Five patients (4 male, 1 female) of type 1 GD (GD1) are reported. The age at diagnosis ranged from 7 to 40. Patients experienced delays of 1-12 years in diagnosis after the original onset of symptoms. The most common mode of presentation was a variable degree of splenomegaly and thrombocytopenia, while other symptoms included bone pain, hepatomegaly, abdominal pain and fatigue. Osteopenia was present in a majority of the patients: 4/5. All patients were found to have an asymptomatic Erlenmeyer flask deformity of the distal femur. On enzyme replacement therapy (ERT), the hematological and visceral parameters showed significant improvement, but no significant progression in bone mineral density was noticed. GBA gene sequencing revealed homozygosity for the N370S mutation in one patient. The genotypes of the other patients were N370S/55bp deletion, N370S/D409H (2 patients), and H255Q/N370S (1 patient).

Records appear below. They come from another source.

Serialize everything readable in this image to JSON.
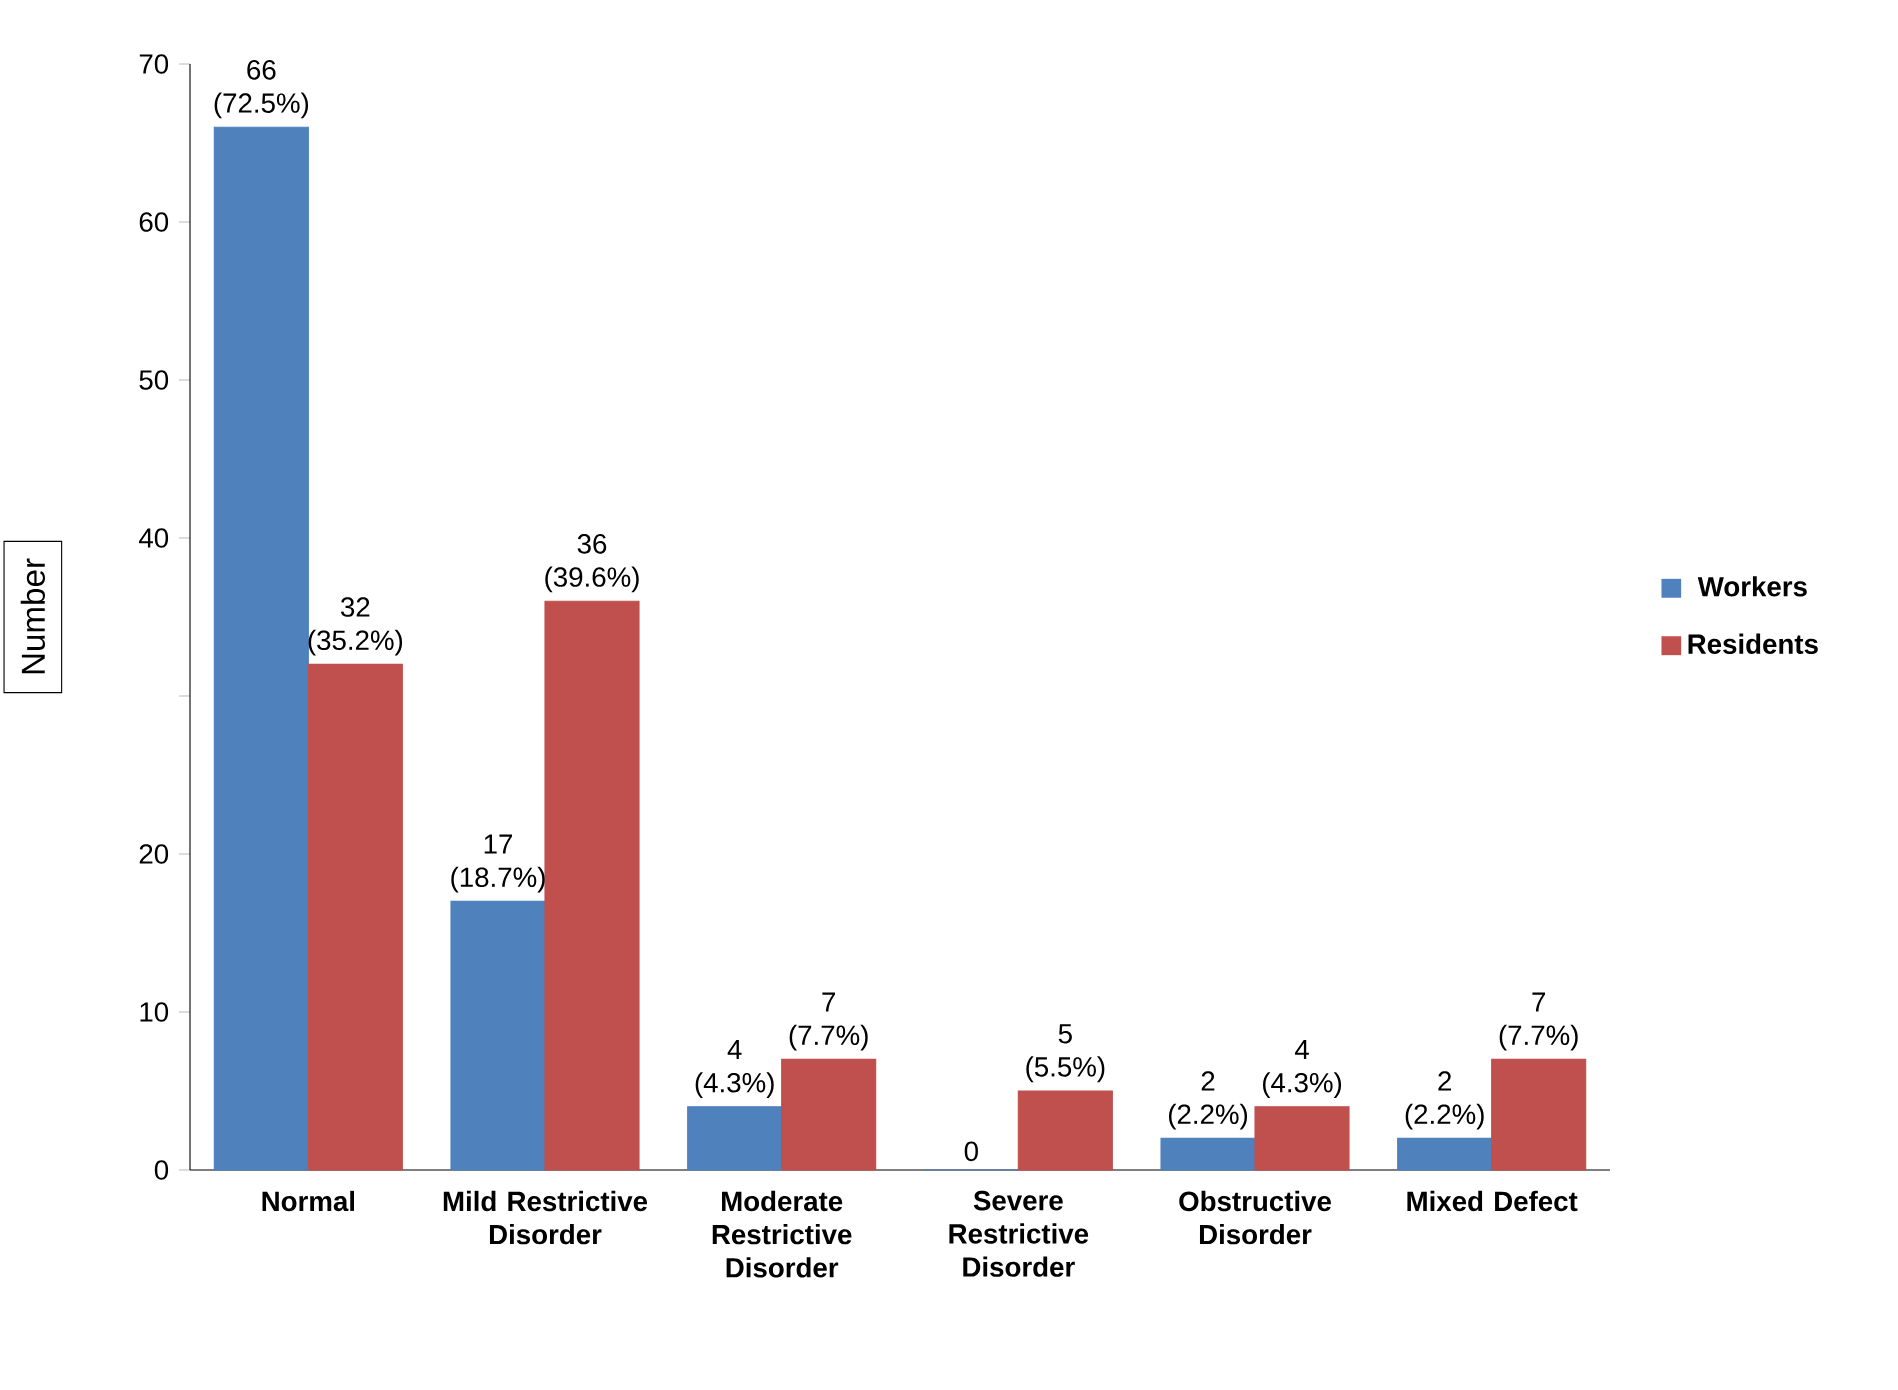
{
  "chart_data": {
    "type": "bar",
    "ylabel": "Number",
    "categories": [
      "Normal",
      "Mild Restrictive Disorder",
      "Moderate Restrictive Disorder",
      "Severe Restrictive Disorder",
      "Obstructive Disorder",
      "Mixed Defect"
    ],
    "series": [
      {
        "name": "Workers",
        "color": "#4f81bd",
        "values": [
          66,
          17,
          4,
          0,
          2,
          2
        ],
        "value_labels": [
          "66 (72.5%)",
          "17 (18.7%)",
          "4 (4.3%)",
          "0",
          "2 (2.2%)",
          "2 (2.2%)"
        ]
      },
      {
        "name": "Residents",
        "color": "#c0504d",
        "values": [
          32,
          36,
          7,
          5,
          4,
          7
        ],
        "value_labels": [
          "32 (35.2%)",
          "36 (39.6%)",
          "7 (7.7%)",
          "5 (5.5%)",
          "4 (4.3%)",
          "7 (7.7%)"
        ]
      }
    ],
    "ylim": [
      0,
      70
    ],
    "yticks": [
      0,
      10,
      20,
      {
        "value": 30,
        "label": null
      },
      40,
      50,
      60,
      70
    ],
    "grid": false,
    "legend": "right"
  }
}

The phenotypes of the GD1 encountered in Montenegro were severe but all responded well to ERT.
Core tip: This is the first report on Gaucher disease (GD) originating from Montenegro that presents clinical phenotypes of GD and glucocerebrosidase (GBA) gene mutations in patients in Montenegro that are diagnosed with GD and genotype/phenotype correlations. While GBA gene sequencing revealed a homozygosity for the N370S mutation in 1 patient, the genotypes of the other patients were N370S/55bp deletion, N370S/D409H (in 2 patients), and H255Q/N370S (1 patient). The phenotypes of the GD type 1 encountered were severe but all responded well to enzyme replacement therapy. Genetic testing for their progeny was also planned.